A good problem to have, but we had to juggle the fact that we might not be able to directly control the KVM domains easily without using some sort of port mapping with NAT/PAT configuration on the KVM network. Also having something larger than a /24 would just be annoying as we don't really feel the need to manually manage any of the underlying fuzz nodes. Virt-Manager + Virt-Viewer is easy enough to use for an RDP/VNC-like environment, and great for checking system state when an exception is encountered.
Problem #2: Deployment time is too long!
Probably the most painful process in all of this is deploying golden images on every KVM hosts (5GB * 24 = a lot); however, image redeployment does not happen very often. We've sort of brainstormed on how to tackle this issue, as the problem will get progressively worse with more idle systems we magically find around the office. Right now we're thinking of either using P2P for deploying golden images (maybe IPFS?), or having a tiered distribution system. It's still up in the air, but because of our ability to push files and run powershell commands via WinRM through the KVM host, it hasn't been a large priority.

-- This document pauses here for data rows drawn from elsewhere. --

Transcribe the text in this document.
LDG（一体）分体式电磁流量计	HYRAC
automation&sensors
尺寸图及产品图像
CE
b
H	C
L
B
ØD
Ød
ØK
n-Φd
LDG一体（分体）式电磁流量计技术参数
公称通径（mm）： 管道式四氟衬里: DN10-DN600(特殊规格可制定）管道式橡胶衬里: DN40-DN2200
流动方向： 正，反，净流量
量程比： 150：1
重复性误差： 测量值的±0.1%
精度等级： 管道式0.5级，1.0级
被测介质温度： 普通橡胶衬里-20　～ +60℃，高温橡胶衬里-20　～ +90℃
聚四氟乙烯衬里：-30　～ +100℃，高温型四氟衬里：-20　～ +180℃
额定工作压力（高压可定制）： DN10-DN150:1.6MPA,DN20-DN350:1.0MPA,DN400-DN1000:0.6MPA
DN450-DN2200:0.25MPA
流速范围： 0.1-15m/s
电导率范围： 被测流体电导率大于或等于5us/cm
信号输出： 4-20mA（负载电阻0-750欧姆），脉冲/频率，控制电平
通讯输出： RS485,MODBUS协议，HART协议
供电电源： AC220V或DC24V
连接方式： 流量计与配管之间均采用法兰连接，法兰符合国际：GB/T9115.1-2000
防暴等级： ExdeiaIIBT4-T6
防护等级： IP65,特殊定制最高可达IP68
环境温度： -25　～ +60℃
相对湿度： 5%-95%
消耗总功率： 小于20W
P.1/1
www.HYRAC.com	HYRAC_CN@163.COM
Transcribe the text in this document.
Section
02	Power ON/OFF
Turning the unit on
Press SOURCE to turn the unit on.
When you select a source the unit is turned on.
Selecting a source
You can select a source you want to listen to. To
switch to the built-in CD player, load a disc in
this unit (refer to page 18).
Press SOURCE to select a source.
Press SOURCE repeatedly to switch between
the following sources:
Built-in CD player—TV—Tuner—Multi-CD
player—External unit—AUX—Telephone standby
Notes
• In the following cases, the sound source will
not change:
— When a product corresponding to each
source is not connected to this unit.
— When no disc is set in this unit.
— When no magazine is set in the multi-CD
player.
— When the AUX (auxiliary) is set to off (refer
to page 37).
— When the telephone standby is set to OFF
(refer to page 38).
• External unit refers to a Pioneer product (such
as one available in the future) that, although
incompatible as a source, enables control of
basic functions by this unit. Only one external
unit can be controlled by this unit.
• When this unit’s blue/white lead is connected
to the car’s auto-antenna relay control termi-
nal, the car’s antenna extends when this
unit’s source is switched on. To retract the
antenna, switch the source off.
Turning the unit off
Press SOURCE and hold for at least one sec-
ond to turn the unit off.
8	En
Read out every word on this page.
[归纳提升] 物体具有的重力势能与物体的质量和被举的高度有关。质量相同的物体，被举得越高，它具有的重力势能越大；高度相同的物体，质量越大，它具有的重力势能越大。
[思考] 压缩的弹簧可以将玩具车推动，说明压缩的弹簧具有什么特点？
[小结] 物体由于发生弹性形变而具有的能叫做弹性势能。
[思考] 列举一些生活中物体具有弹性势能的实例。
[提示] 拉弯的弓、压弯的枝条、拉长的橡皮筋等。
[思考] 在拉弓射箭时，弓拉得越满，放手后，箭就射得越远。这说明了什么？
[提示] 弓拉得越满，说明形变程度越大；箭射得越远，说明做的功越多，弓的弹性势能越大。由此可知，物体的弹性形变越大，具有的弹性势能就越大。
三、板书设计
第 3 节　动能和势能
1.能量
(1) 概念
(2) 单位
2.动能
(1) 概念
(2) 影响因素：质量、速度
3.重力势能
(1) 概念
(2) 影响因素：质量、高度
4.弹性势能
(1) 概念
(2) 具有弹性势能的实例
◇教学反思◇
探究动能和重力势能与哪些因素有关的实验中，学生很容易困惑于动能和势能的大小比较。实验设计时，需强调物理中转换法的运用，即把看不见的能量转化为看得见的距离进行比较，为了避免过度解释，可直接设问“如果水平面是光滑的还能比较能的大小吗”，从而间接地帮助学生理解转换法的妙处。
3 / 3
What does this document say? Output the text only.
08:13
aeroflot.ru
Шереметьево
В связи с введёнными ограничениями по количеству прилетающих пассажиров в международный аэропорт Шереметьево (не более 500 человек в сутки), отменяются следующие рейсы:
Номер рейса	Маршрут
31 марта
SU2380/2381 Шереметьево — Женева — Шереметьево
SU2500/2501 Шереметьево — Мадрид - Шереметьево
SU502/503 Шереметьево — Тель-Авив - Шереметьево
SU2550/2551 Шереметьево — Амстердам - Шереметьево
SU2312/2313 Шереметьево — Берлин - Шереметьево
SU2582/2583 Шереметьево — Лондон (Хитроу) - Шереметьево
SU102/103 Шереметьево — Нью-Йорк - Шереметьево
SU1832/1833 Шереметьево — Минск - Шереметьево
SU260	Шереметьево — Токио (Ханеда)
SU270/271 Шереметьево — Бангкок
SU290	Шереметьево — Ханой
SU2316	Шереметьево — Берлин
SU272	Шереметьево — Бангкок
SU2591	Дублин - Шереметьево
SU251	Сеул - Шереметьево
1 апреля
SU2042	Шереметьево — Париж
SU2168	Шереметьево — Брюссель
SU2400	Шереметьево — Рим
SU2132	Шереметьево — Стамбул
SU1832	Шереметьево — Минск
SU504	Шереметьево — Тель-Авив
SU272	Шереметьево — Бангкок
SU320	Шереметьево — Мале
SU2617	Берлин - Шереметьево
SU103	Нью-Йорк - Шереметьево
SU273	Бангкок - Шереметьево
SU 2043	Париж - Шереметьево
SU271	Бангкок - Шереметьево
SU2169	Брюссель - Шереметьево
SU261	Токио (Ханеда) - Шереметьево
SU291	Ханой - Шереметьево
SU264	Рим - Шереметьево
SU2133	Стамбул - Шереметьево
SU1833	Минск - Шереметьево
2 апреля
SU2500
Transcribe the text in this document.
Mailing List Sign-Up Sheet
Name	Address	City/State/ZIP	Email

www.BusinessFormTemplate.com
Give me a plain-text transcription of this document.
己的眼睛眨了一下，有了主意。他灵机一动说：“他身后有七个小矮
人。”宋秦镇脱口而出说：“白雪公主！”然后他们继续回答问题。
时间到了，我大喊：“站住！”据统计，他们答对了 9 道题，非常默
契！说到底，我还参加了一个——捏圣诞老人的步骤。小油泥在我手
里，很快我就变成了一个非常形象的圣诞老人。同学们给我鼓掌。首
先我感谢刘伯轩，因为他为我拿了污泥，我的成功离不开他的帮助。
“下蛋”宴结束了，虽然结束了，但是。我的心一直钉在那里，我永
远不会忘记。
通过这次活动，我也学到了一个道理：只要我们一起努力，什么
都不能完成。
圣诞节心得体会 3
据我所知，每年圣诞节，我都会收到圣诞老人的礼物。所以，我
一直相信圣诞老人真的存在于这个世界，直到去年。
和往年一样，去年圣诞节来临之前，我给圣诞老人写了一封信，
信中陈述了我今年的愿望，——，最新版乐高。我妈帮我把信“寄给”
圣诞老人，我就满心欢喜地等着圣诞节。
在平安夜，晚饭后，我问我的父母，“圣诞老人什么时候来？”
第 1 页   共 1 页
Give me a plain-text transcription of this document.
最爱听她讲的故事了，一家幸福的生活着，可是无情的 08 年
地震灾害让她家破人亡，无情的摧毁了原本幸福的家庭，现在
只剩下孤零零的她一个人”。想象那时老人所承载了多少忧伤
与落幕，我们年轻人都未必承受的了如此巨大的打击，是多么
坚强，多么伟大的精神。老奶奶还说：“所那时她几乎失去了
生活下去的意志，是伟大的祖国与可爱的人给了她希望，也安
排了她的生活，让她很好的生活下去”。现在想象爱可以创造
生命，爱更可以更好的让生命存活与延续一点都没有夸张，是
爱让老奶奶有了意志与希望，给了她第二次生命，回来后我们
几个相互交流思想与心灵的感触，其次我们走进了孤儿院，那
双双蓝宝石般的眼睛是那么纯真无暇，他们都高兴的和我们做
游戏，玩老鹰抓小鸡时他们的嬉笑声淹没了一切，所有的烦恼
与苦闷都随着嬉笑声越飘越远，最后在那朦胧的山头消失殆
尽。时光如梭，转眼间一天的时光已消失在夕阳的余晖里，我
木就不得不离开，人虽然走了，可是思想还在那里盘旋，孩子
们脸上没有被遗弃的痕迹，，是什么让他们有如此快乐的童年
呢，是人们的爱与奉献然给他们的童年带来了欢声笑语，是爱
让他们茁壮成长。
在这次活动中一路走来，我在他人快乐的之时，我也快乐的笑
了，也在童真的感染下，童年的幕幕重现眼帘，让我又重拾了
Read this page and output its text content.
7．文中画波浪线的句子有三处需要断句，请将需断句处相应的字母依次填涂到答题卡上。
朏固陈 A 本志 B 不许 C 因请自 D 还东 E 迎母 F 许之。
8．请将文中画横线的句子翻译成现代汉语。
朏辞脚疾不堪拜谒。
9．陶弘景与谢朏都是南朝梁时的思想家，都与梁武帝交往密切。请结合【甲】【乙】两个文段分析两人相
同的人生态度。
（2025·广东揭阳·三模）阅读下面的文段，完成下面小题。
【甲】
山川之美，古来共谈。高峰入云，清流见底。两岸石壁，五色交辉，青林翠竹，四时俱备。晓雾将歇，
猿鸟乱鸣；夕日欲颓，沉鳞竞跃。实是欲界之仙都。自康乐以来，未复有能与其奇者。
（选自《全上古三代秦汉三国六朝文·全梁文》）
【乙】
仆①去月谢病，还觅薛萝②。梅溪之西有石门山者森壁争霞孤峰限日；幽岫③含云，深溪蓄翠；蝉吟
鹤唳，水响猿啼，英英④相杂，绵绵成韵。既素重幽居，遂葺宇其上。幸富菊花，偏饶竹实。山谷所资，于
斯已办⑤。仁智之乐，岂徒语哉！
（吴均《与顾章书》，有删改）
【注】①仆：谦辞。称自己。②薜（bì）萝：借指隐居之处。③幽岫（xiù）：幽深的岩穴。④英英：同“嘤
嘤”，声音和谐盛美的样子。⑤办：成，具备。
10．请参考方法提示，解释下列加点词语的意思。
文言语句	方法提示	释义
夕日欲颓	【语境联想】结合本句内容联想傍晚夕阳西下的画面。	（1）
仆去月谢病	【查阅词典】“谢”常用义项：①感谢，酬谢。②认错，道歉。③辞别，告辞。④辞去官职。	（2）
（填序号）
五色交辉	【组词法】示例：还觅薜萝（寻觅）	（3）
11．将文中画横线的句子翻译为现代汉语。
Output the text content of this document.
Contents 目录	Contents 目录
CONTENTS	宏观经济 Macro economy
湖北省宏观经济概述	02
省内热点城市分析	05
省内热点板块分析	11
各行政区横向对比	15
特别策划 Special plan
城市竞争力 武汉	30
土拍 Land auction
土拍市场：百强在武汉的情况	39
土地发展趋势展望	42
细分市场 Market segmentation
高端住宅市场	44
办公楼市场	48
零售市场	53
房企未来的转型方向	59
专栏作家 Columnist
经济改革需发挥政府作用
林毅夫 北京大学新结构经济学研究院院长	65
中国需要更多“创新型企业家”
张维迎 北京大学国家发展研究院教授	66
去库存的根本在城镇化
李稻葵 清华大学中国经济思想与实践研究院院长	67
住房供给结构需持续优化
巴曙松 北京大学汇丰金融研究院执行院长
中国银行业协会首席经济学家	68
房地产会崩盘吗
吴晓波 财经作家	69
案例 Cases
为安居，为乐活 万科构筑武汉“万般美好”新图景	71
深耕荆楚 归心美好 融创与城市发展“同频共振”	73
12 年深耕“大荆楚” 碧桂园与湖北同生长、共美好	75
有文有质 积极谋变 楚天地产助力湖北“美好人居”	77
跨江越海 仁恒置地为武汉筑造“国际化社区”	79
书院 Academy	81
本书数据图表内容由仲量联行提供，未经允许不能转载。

Problem #3: Non-unique node names and node management.
Since we were cloning multiple systems off of a single image, it became difficult to properly identify where the exceptions were being generated, as all generated fuzz nodes had the same hostname as the golden image. To address this issue, we decided to change our nodes' hostnames to their MAC address (H-AAAABBBBCCCC). By including a startup script as part of the Haka client installer, we could check the hostname, then modify and restart as needed. This resulted in the creation of unique hostnames for when we have to investigate exception events.
As a follow up to this problem, we now have a bunch of randomized hostnames that we were unable to quickly map to their KVM host. This prevented us from directly managing the desired fuzz node. RDP/VNC is also out of the question because the nodes themselves are behind a NAT. We decided to write a script that uses the Ansible inventory file to poll the DHCP lease information for all KVM hosts and to run virt-viewer.
We built Gunsen to help with our fuzzer automation. However, we've found that it could be very useful as a stand-alone utility for other infosec research. For instance, deploying client-side high-interaction honeypots, doing AV testing, testing exploits for reliability, etc.
There are a lot of changes being made to the underlying fuzzer, but the ultimate goal of Gunsen is to simplify the management of our infrastructure. The idea is to "do less management and do more development". One idea we're throwing around is to use a job scheduler application and improve the usability of the Ansible playbooks, as well as doing some status monitoring on our hosts. In any case, we plan on open sourcing Gunsen in the coming weeks.